I love this piece, which enjoys just enough verisimilitude to what contemporary anthropologists actually believe about semi-nomadic and nomadic communities that, in addition social subjective validity of T Veblen’s categories, it also seems to enjoy scientific validity as well. I can find little fault with Veblen’s characterization of the earliest hominid communities—peaceable, collective, non-acquisitive, non-competitive—for all of the reasons that M Sahlins and N Bird-David have identified in their research.

I might even entertain T Veblen’s admittedly fanciful reconstruction of original acquisition and his grounding of this acquisition in the drive to engage in exploits in order to be able to make invidious comparisons with others in one’s own favor.

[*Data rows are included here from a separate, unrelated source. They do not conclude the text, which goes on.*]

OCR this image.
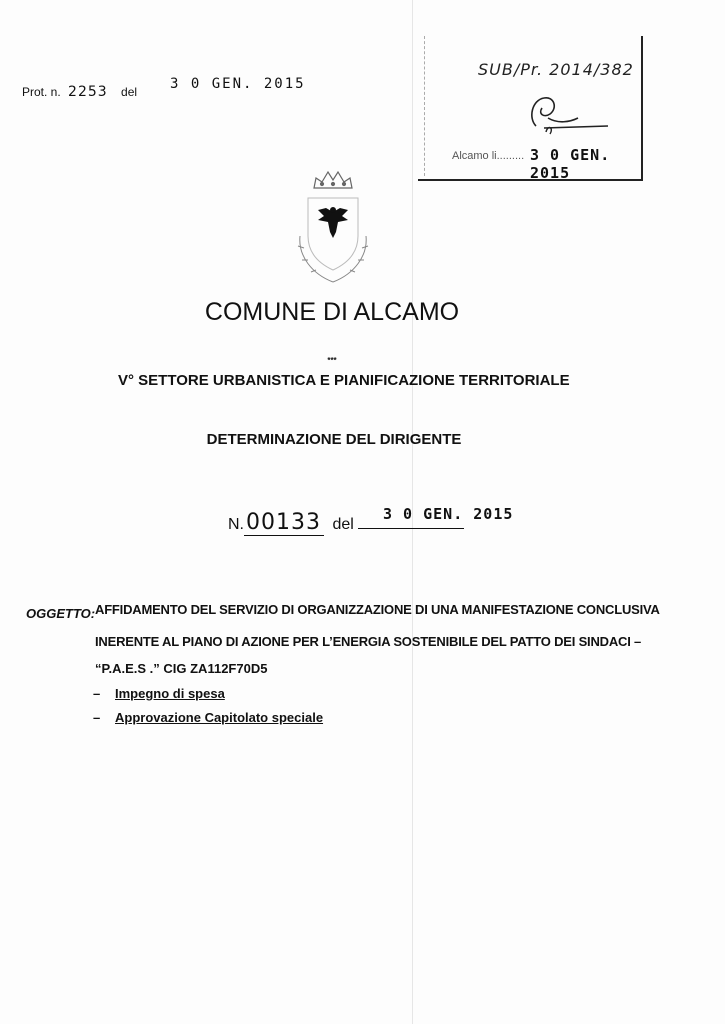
Prot. n. 2253 del 3 0 GEN. 2015
SUB/Pr. 2014/382
Alcamo li......... 3 0 GEN. 2015
COMUNE DI ALCAMO
***
V° SETTORE URBANISTICA E PIANIFICAZIONE TERRITORIALE
DETERMINAZIONE DEL DIRIGENTE
N.00133 del
3 0 GEN. 2015
OGGETTO: AFFIDAMENTO DEL SERVIZIO DI ORGANIZZAZIONE DI UNA MANIFESTAZIONE CONCLUSIVA
INERENTE AL PIANO DI AZIONE PER L’ENERGIA SOSTENIBILE DEL PATTO DEI SINDACI –
“P.A.E.S .” CIG ZA112F70D5
– Impegno di spesa
– Approvazione Capitolato speciale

Behind and underneath Veblen’s account, however, is a secreted Hegelian spirit that lends his account its directional dynamic. For the stages that he adduces appear to unfold naturally and inevitably on their own as if drawn or propelled forward by a secret telos—their end or goal. This implicit teleology, from which Veblen adduces the anticipated taxonomy of primitive/advanced, early/recent/late, etc., makes the earlier, primitive way of life appear less fully human and less rationally advanced than the later stages in which invidious acquisition have been fully elaborated.

Once stripped of this implicit teleology, T Veblen’s account invites the following question: is it our ingrained aptitude for invidious acquisition that gives rise to the contemporary pecuniary practices or is it rather contemporary pecuniary practices that lead us to believe that all humans (as soon as they become truly human) discover the aptitude for invidious acquisition in their breasts? Identifying this causal—as opposed to imposed teleological—relationship would help us to better understand the socio-historical foundations of contemporary social subjectivity and social practice.

The larger question might be: why does T Veblen feel that inferring this teleology is preferable to securely establishing a socio-historical causal basis?